Over the past four years the Greens have worked to understand the plight of Mother Earth and the steps humans can take to conserve the environment.  Members gather valuable information and tips on “Reducing, Reusing and Recycling.”
An interactive presentation created by the Greens has been presented to students at Our Lady of Guadalupe School and to the parents of CCD students.
The presentations were so well received that they gained the attention of leaders from the Diocese of Laredo.  Bishop James Tamayo has given the group permission to take the presentations to ten other parishes in Laredo with the possibility that the program might expand to the entire diocese.
The Greens recently received a certificate of appreciation and nomination for a Texas Environmental Excellence Award from the Rio Grande International Study Center.  Their work has also been recognized by the Laredo daily newspaper, The Texas Observer. 
The Greens also take part in regular cleanup activities in the neighborhood surrounding the church.  They have advocated to the local city council about the dangers of plastic bags polluting the environment, particularly local waterways.  Weekly, the group sends e-mails to parish secretaries in Laredo to include a “green tip”  (in English and Spanish) for their church bulletins.
Father Richard Hall, O.M.I., Pastor of Our Lady of Guadalupe, said the Greens of Guadalupe program is merely the latest example of how the parish has helped the local community.  The parish, founded by the Oblates in 1926, is the third oldest in Laredo.  It has about 750 families, primarily Hispanic and Mexican.
“Although Our Lady of Guadalupe’s community is small, we are close and that advantage helps us to be more personal with one another and experience a closer and richer spiritual, communal and social relationship,” said Fr.
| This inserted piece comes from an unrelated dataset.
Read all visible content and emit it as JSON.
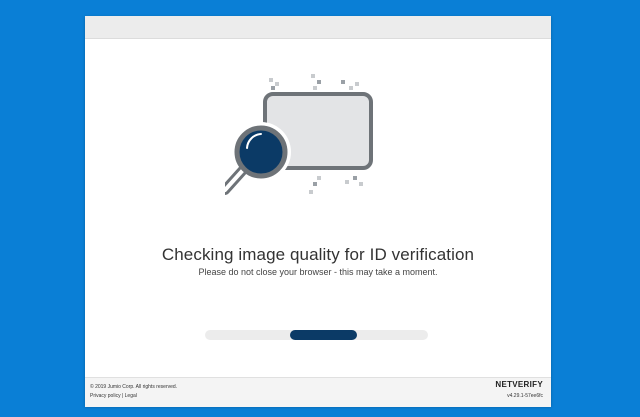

Hall.
Torres said parishioners at Our Lady of Guadalupe created the Greens of Guadalupe after an Eco-Mission presented by Fr. Darrell Rupiper, O.M.I.  Father Rupiper, who passed away in February 2009, was a staunch environmental advocate who traveled the country presenting Eco-Missions at parishes, in which he encouraged people to recognize the sacred interconnectedness of all creation.
“It is our hope that through these presentations, other groups can learn this important message, adopt the mission and continue the work that Fr. Rupiper initiated,” said Torres.